I was part of a team that ran a LARP this weekend. There were certain types of action that we thought were undesirable for the style of game we were trying for, so we just didn’t provide a way to do them. This works in a board game, but when a roleplayer wants to do something that the rules do not provide for, it is frustrating and no one knows quite what to do.

What I wish we had done is provided a way to resolve the activity in question, but in as un-fun a way as possible. Players often want to do impossible things, but dull things usually get a pass.

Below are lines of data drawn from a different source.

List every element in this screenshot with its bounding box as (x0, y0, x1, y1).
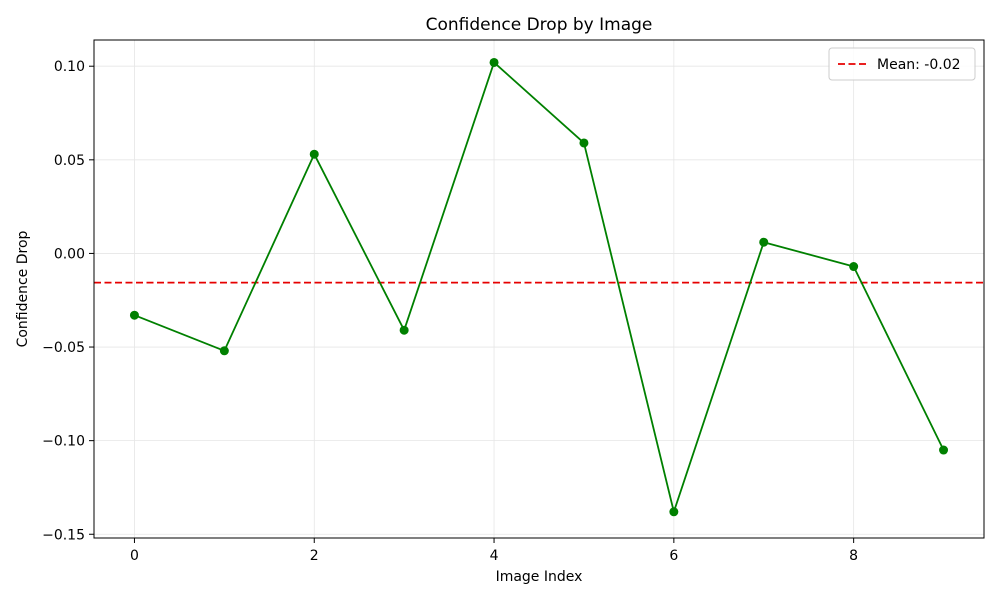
chart-title: Confidence Drop by Image (426, 15, 653, 35)
y-axis-label: Confidence Drop (15, 230, 31, 347)
ticks: 0 2 4 6 8 −0.15 −0.10 −0.05 0.00 0.05 0.10 (42, 59, 858, 564)
y-tick-label: −0.05 (42, 340, 85, 356)
x-tick-label: 0 (130, 548, 139, 564)
y-tick-label: 0.10 (54, 59, 85, 75)
data-point (849, 262, 859, 272)
x-tick-label: 8 (849, 548, 858, 564)
y-tick-label: −0.15 (42, 527, 85, 543)
y-tick-label: 0.00 (54, 246, 85, 262)
legend: Mean: -0.02 (828, 47, 976, 81)
x-tick-label: 2 (310, 548, 319, 564)
legend-box (828, 47, 976, 81)
data-point (759, 237, 769, 247)
data-point (399, 325, 409, 335)
data-point (489, 57, 499, 67)
x-tick-label: 4 (490, 548, 499, 564)
y-tick-label: −0.10 (42, 434, 85, 450)
data-point (669, 507, 679, 517)
data-point (219, 346, 229, 356)
data-point (579, 138, 589, 148)
y-tick-label: 0.05 (54, 153, 85, 169)
data-point (129, 310, 139, 320)
series-line (134, 61, 945, 513)
plot-frame (93, 39, 985, 539)
grid (94, 40, 984, 538)
data-point (939, 445, 949, 455)
series (129, 57, 949, 517)
data-point (309, 149, 319, 159)
legend-label: Mean: -0.02 (877, 57, 961, 73)
x-tick-label: 6 (669, 548, 678, 564)
x-axis-label: Image Index (496, 569, 583, 585)
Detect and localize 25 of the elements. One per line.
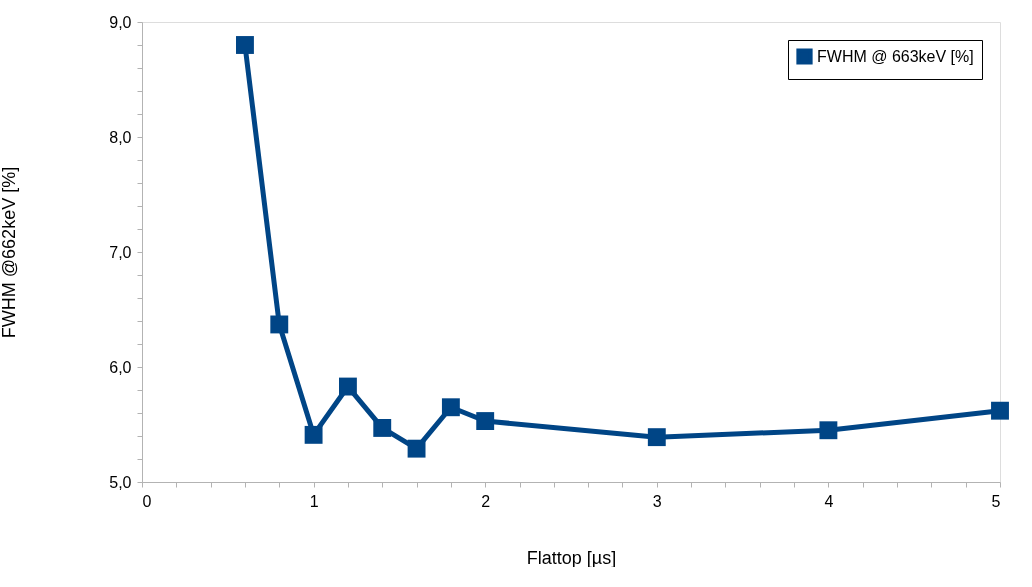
x-axis-title: Flattop [µs] [526, 547, 617, 568]
point [338, 377, 357, 396]
x-tick-label: 0 [142, 492, 152, 510]
point [476, 412, 495, 430]
y-axis-title: FWHM @662keV [%] [0, 166, 20, 339]
point [304, 425, 323, 444]
point [991, 401, 1009, 420]
x-tick-label: 1 [309, 492, 319, 510]
point [236, 36, 254, 54]
point [647, 428, 666, 447]
point [819, 421, 838, 440]
y-tick-label: 9,0 [109, 13, 132, 31]
x-tick-label: 4 [824, 492, 834, 510]
y-tick-label: 8,0 [109, 128, 132, 146]
legend-label: FWHM @ 663keV [%] [817, 47, 974, 65]
x-tick-label: 5 [991, 492, 1001, 510]
y-tick-label: 5,0 [109, 473, 132, 491]
point [407, 439, 426, 458]
point [441, 398, 460, 417]
point [373, 419, 392, 437]
y-tick-label: 7,0 [109, 243, 132, 261]
y-tick-label: 6,0 [109, 358, 132, 376]
point [270, 315, 289, 334]
x-tick-label: 3 [652, 492, 662, 510]
x-tick-label: 2 [481, 492, 491, 510]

This was why my Vampire LARP, back in the day, used Mind’s Eye Theatre despite its many flaws: combat was so dragged-out and unpleasant that it was an effective deterrent for combat in any situation that didn’t absolutely demand it. It was, however, available when necessary.

I see two ways to go about designing a prohibitively unfun system.  First, you could make it baroque and awful, as in the Mind’s Eye Theatre example above.  Second, you could make it trivial and boring: e.g., “flip a coin; whoever wins, wins” or, in some cases, “go sit out the next half-hour of the game and then the GM will make a call.”  (Which I guess is sort of like the MET option but with less bookkeeping.)

I suspect baroqueness might be the right choice for activities that would be seem thematically appropriate (and thus characters might reasonably have relevant abilities) but undesirable for the particular game, and triviality the way to go for actions that lie further outside the game’s focus.

No doubt when I try this in the future I’ll find the downside of the approach, but right now it looks pretty solid.